The third, and most powerful, explanation is personal choice. Often people say women “prefer” different roles, “choose” more balanced jobs or “opt out” of demanding career stages. To many listeners, these phrases will sound familiar; they echo everyday workplace conversations.
But as Elinor highlights, framing inequality as the result of choice carries a strong assumption of control. When people believe choices stem from personal preference, they infer women could have acted differently. This increases the sense that women themselves are responsible for the outcomes and reduces willingness to support initiatives aimed at addressing structural issues.
Why “choice” explanations are especially damaging
Across the conversation, Flynn emphasises that “choice” narratives can appear neutral or even benevolent.

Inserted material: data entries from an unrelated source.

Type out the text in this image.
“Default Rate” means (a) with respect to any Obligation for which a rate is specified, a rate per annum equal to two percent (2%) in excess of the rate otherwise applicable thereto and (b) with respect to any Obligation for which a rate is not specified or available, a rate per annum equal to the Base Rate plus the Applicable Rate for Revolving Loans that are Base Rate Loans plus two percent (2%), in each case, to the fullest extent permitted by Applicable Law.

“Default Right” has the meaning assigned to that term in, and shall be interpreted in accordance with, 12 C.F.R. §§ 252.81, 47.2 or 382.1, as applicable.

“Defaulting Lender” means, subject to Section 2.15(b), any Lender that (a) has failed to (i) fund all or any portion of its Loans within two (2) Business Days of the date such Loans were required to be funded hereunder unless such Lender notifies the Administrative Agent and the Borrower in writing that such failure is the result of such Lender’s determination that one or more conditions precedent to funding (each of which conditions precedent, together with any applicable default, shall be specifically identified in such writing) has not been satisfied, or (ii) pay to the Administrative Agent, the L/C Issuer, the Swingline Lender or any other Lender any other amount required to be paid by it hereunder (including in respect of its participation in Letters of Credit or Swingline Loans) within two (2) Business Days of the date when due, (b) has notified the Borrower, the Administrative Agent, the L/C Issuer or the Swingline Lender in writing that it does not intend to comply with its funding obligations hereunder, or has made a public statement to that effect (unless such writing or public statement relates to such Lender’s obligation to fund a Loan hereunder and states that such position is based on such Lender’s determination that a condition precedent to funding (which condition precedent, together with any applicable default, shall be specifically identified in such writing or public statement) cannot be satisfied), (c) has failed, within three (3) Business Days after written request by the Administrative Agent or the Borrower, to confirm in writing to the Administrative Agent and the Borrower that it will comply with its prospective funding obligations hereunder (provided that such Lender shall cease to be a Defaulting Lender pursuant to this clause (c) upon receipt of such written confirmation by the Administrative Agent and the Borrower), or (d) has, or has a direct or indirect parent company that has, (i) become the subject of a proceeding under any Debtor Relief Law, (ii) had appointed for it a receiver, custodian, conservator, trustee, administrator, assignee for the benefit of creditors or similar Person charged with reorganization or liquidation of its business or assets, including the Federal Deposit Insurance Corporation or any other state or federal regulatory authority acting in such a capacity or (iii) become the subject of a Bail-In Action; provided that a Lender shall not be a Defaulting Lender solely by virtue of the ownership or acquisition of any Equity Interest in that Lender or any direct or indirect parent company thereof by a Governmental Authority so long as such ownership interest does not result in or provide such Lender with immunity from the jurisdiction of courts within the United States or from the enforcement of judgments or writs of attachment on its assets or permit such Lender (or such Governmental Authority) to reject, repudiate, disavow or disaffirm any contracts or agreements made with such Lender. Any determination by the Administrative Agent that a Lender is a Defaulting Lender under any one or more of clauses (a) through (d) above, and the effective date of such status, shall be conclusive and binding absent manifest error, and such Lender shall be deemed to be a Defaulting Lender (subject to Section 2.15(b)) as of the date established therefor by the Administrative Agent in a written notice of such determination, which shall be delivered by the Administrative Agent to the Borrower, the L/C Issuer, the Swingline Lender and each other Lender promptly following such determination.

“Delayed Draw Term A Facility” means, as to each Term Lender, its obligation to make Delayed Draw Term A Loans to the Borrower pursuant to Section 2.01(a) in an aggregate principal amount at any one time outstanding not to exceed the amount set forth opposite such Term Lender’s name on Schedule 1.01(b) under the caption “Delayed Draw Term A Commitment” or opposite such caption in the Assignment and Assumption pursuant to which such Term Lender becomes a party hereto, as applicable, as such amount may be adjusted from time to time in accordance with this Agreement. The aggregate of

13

Leaders may say, “this lifestyle isn’t for everyone,” or that early career workers must “say yes to everything”. Gender is never mentioned, yet the implication is that those who leave simply did not want it enough.
Such language obscures the constraints women face: unpredictable hours, cultures of overwork and the biological and social realities of caregiving. When these constraints are reframed as preferences, inequality becomes an individual matter rather than a structural one. Support for diversity initiatives then collapses because the initiatives appear misaligned with the “real” problem.
How organisations can respond
For Elinor, this insight has practical implications. She encourages leaders to examine the language used to explain turnover, career paths and expectations. Small shifts – such as describing overwork cultures as structural issues rather than personal preferences – can reshape how employees interpret responsibility.
She also highlights the value of predictability, not just flexibility. Drawing on examples discussed in the episode, she suggests that redesigning teams and workflows along more predictable lines can reduce the burden that disproportionately falls on women.
Ultimately, progress on gender equality depends as much on the stories people tell and how they tell them as on the policies organisations adopt. Until leaders understand and address these everyday explanations, even the best designed initiatives will struggle to gain support.